With sweaty palms and nerves aflutter, I took on Paralympian Dyllan Alcott in a round of tennis and quickly discovered why he’s the one holding the gold medal.
My humiliation wasn’t in vain, however, as the World Number 1 Quad Wheelchair tennis ace was here to annihilate a line-up of local identities with a worthy goal in mind – raising money.
The Pier carpark was transformed into a temporary tennis court for the ANZ Cairns Charity Tennis Challenge where Alcott scored $100 for every point won against his opponents. More than $10,000 was raised for the Far North Queensland Hospital Foundation – I’d say that’s a pretty good innings.

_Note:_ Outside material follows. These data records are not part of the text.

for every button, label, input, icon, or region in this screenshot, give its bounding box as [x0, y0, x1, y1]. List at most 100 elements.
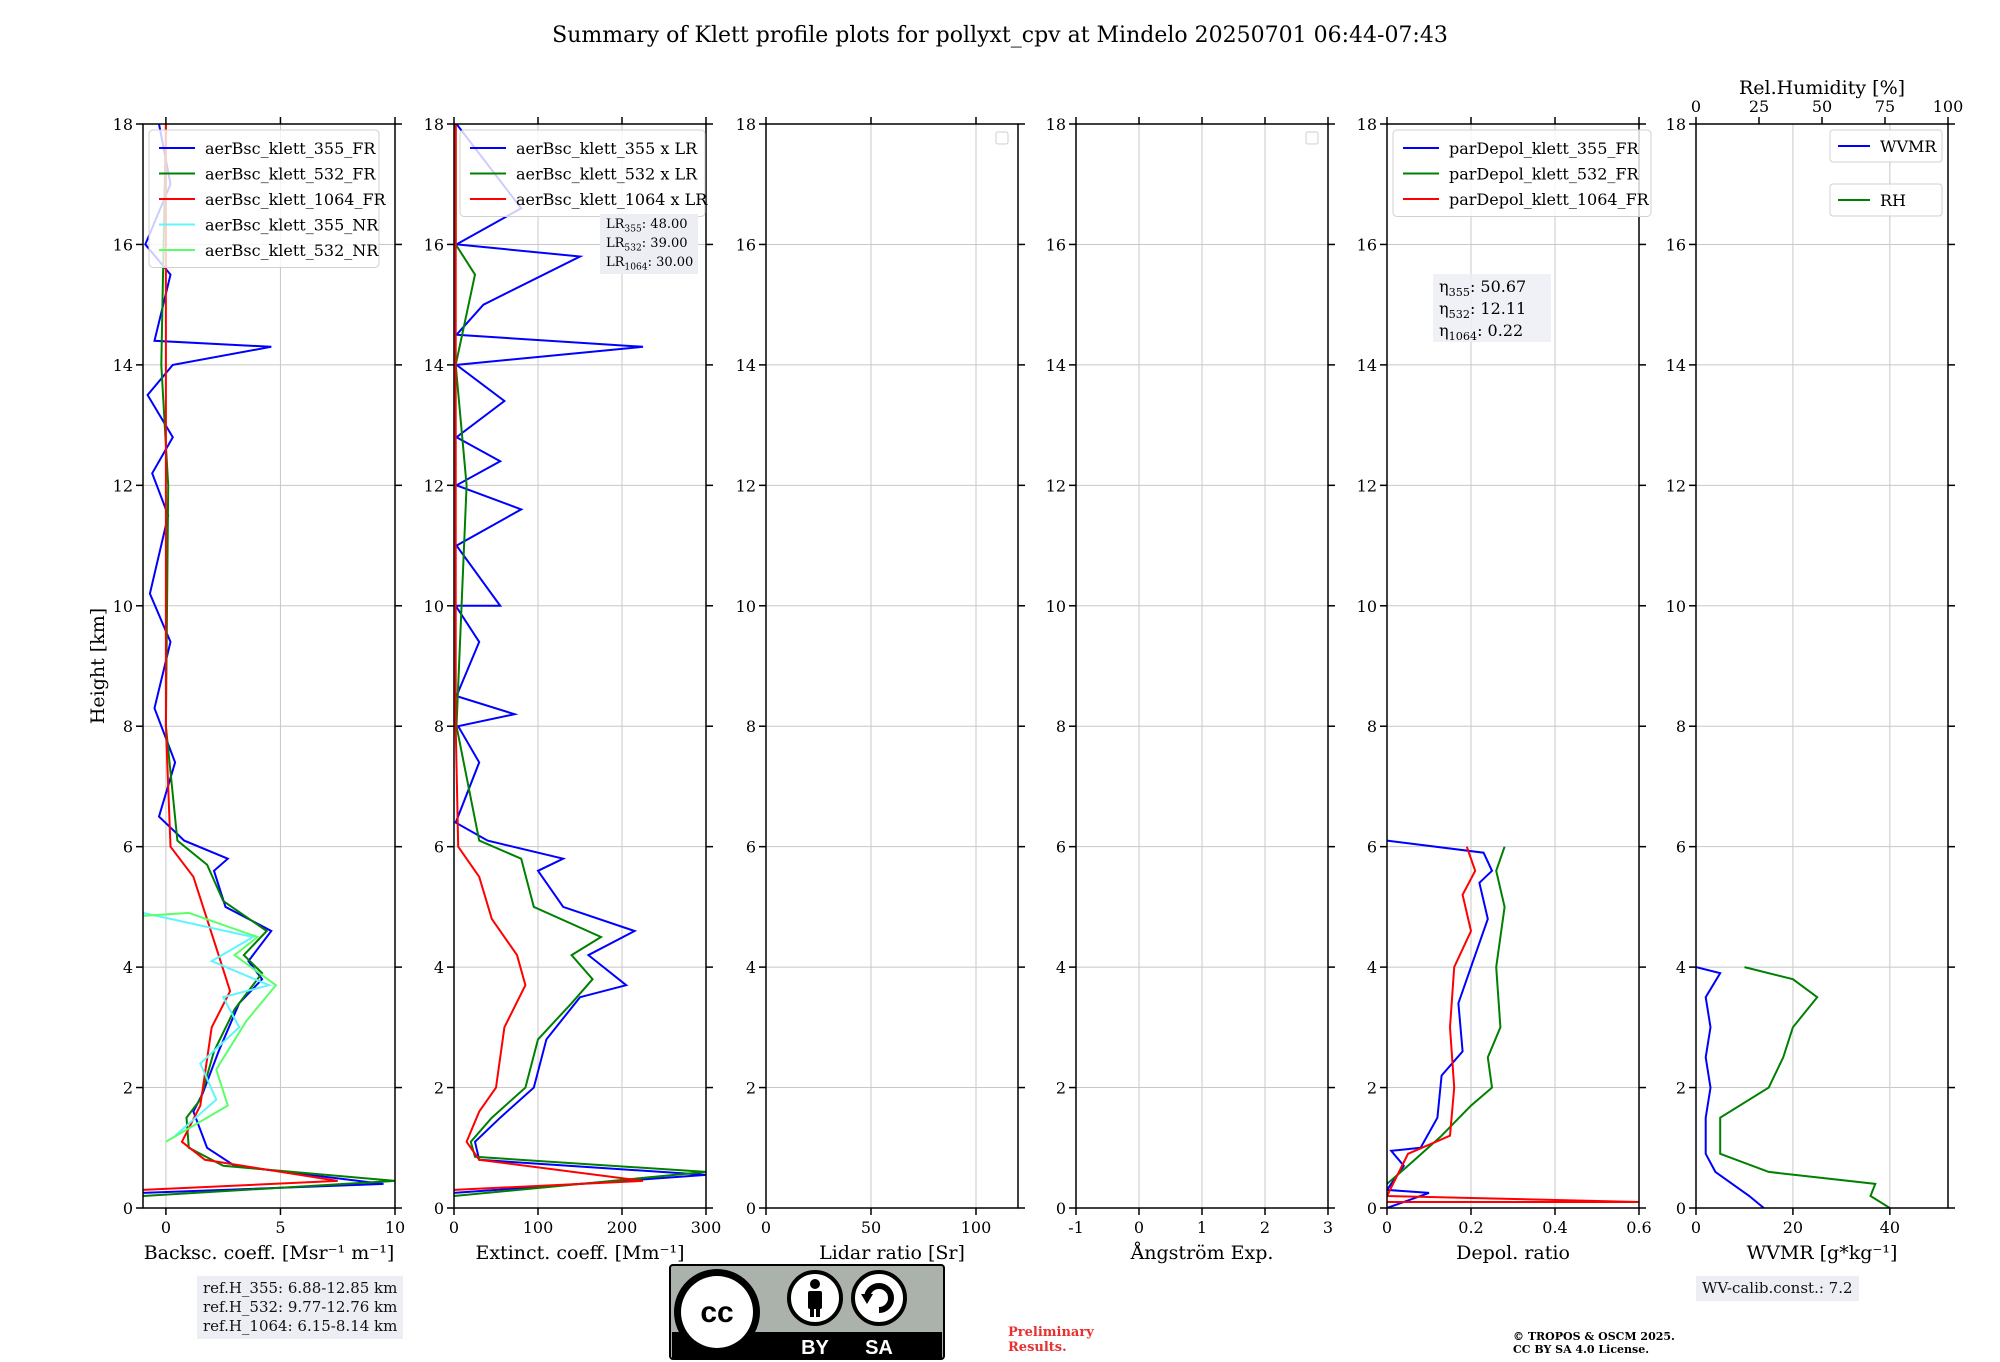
y-tick-label: 14 — [1357, 356, 1377, 375]
x-tick-label: 1 — [1197, 1218, 1207, 1237]
x2-tick-label: 75 — [1875, 97, 1895, 116]
x-tick-label: 50 — [861, 1218, 881, 1237]
panel-lidar_ratio: 0 2 4 6 8 10 12 14 16 18 0 50 100 Lidar ratio [Sr] — [736, 115, 1025, 1264]
y-tick-label: 12 — [424, 476, 444, 495]
y-tick-label: 10 — [736, 597, 756, 616]
annotation-line: η355: 50.67 — [1439, 277, 1526, 299]
x-tick-label: 0.2 — [1458, 1218, 1483, 1237]
x-tick-label: 40 — [1880, 1218, 1900, 1237]
y-tick-label: 8 — [123, 717, 133, 736]
axes-frame — [1695, 123, 1949, 1209]
legend-label: aerBsc_klett_532 x LR — [516, 165, 698, 184]
series-aerBsc_klett_1064 x LR — [454, 124, 644, 1191]
x-axis-label: Backsc. coeff. [Msr⁻¹ m⁻¹] — [144, 1242, 395, 1264]
y-tick-label: 4 — [1367, 958, 1377, 977]
y-tick-label: 0 — [746, 1199, 756, 1218]
y-tick-label: 4 — [123, 958, 133, 977]
y-tick-label: 8 — [1367, 717, 1377, 736]
preliminary-note: Preliminary Results. — [1008, 1325, 1094, 1355]
annotation-line: LR355: 48.00 — [606, 217, 688, 234]
preliminary-line-1: Preliminary — [1008, 1325, 1094, 1340]
series-group — [1696, 966, 1891, 1208]
panel-wvmr: 0 2 4 6 8 10 12 14 16 18 0 20 40 WVMR [g*kg⁻¹] 0 25 50 75… — [1666, 77, 1964, 1264]
by-label: BY — [801, 1337, 829, 1359]
y-tick-label: 0 — [1676, 1199, 1686, 1218]
x-axis-label: Extinct. coeff. [Mm⁻¹] — [475, 1242, 684, 1264]
y-tick-label: 8 — [1056, 717, 1066, 736]
y-tick-label: 6 — [1367, 838, 1377, 857]
y-tick-label: 2 — [434, 1079, 444, 1098]
x-tick-label: 20 — [1783, 1218, 1803, 1237]
legend-label: parDepol_klett_355_FR — [1449, 139, 1640, 158]
y-tick-label: 12 — [1046, 476, 1066, 495]
x-tick-label: 3 — [1323, 1218, 1333, 1237]
y-tick-label: 8 — [434, 717, 444, 736]
y-tick-label: 6 — [1676, 838, 1686, 857]
annotation-line: η1064: 0.22 — [1439, 321, 1523, 343]
y-tick-label: 2 — [1056, 1079, 1066, 1098]
x-tick-label: 0.6 — [1626, 1218, 1651, 1237]
x-tick-label: -1 — [1068, 1218, 1084, 1237]
y-tick-label: 12 — [736, 476, 756, 495]
y-tick-label: 18 — [424, 115, 444, 134]
y-tick-label: 16 — [1357, 235, 1377, 254]
copyright-note: © TROPOS & OSCM 2025. CC BY SA 4.0 Licen… — [1513, 1330, 1675, 1356]
annotation-box — [600, 214, 698, 274]
y-tick-label: 10 — [424, 597, 444, 616]
reference-heights-box: ref.H_355: 6.88-12.85 km ref.H_532: 9.77… — [197, 1276, 404, 1339]
series-group — [454, 124, 706, 1197]
series-aerBsc_klett_532_NR — [143, 911, 278, 1143]
legend-box — [1829, 183, 1943, 217]
y-tick-label: 12 — [1357, 476, 1377, 495]
axes-frame — [453, 123, 707, 1209]
y-tick-label: 2 — [123, 1079, 133, 1098]
wv-calibration-box: WV-calib.const.: 7.2 — [1696, 1276, 1859, 1301]
legend-label: aerBsc_klett_532_FR — [205, 165, 376, 184]
y-tick-label: 0 — [1056, 1199, 1066, 1218]
y-tick-label: 2 — [1367, 1079, 1377, 1098]
legend-label: aerBsc_klett_355_NR — [205, 216, 379, 235]
x-tick-label: 0.4 — [1542, 1218, 1567, 1237]
y-tick-label: 8 — [1676, 717, 1686, 736]
ref-height-1064: ref.H_1064: 6.15-8.14 km — [203, 1317, 398, 1335]
x-axis-label: Depol. ratio — [1456, 1242, 1570, 1264]
y-tick-label: 4 — [434, 958, 444, 977]
y-tick-label: 10 — [1357, 597, 1377, 616]
legend-label: aerBsc_klett_1064_FR — [205, 190, 387, 209]
y-tick-label: 18 — [736, 115, 756, 134]
y-tick-label: 14 — [1666, 356, 1686, 375]
y-tick-label: 0 — [434, 1199, 444, 1218]
y-tick-label: 16 — [113, 235, 133, 254]
series-parDepol_klett_1064_FR — [1387, 846, 1639, 1203]
x-tick-label: 0 — [761, 1218, 771, 1237]
x-tick-label: 10 — [385, 1218, 405, 1237]
empty-legend — [1305, 131, 1319, 145]
preliminary-line-2: Results. — [1008, 1340, 1067, 1355]
legend-label: WVMR — [1880, 137, 1937, 156]
ref-height-532: ref.H_532: 9.77-12.76 km — [203, 1298, 398, 1316]
x-tick-label: 0 — [1382, 1218, 1392, 1237]
y-tick-label: 8 — [746, 717, 756, 736]
y-tick-label: 18 — [1046, 115, 1066, 134]
y-tick-label: 18 — [1357, 115, 1377, 134]
y-axis-label: Height [km] — [87, 608, 109, 724]
series-parDepol_klett_355_FR — [1387, 839, 1494, 1208]
ref-height-355: ref.H_355: 6.88-12.85 km — [203, 1279, 398, 1297]
series-aerBsc_klett_355_FR — [143, 124, 384, 1194]
legend-box — [1392, 129, 1652, 217]
y-tick-label: 4 — [746, 958, 756, 977]
y-tick-label: 18 — [1666, 115, 1686, 134]
legend-box — [1829, 129, 1943, 163]
x-tick-label: 0 — [1134, 1218, 1144, 1237]
y-tick-label: 4 — [1056, 958, 1066, 977]
y-tick-label: 2 — [1676, 1079, 1686, 1098]
y-tick-label: 12 — [113, 476, 133, 495]
legend-label: aerBsc_klett_1064 x LR — [516, 190, 708, 209]
x2-tick-label: 50 — [1812, 97, 1832, 116]
y-tick-label: 6 — [746, 838, 756, 857]
cc-by-sa-badge: cc BY SA — [669, 1264, 945, 1360]
legend-box — [148, 129, 380, 268]
y-tick-label: 10 — [113, 597, 133, 616]
sa-label: SA — [865, 1337, 893, 1359]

A life set on wheels seems no problem for the charismatic Alcott. In a moving presentation at the Shangri-La during the event’s Welcome Breakfast, Alcott explained that more than 20 per cent of Australian’s live with a disability – it’s his aim to see these people normalised in society. As a child, Alcott said, it was uncommon to see people with a disability achieve greatness; “I want to change that and make it easier for future Paralympic champions”.
Taking a bunch of rugby players on in a bout of Car Pool Karaoke would surely set the odds in my favour, or so I thought. Unfortunately, I was easily upstaged by Northern Pride front rower Will Bugden with his sneaky Eminem-like rap skills. I had the pleasure of taking some of the Pride team, along with coach Ty Williams, out for a spin in my Mitsubishi ASX from Irelands of Cairns. Williams said having a local team provided so much to the community. Not only is it a source of inspiration for young athletes but, he explained, a way for up-and-coming players to get a taste of the big league.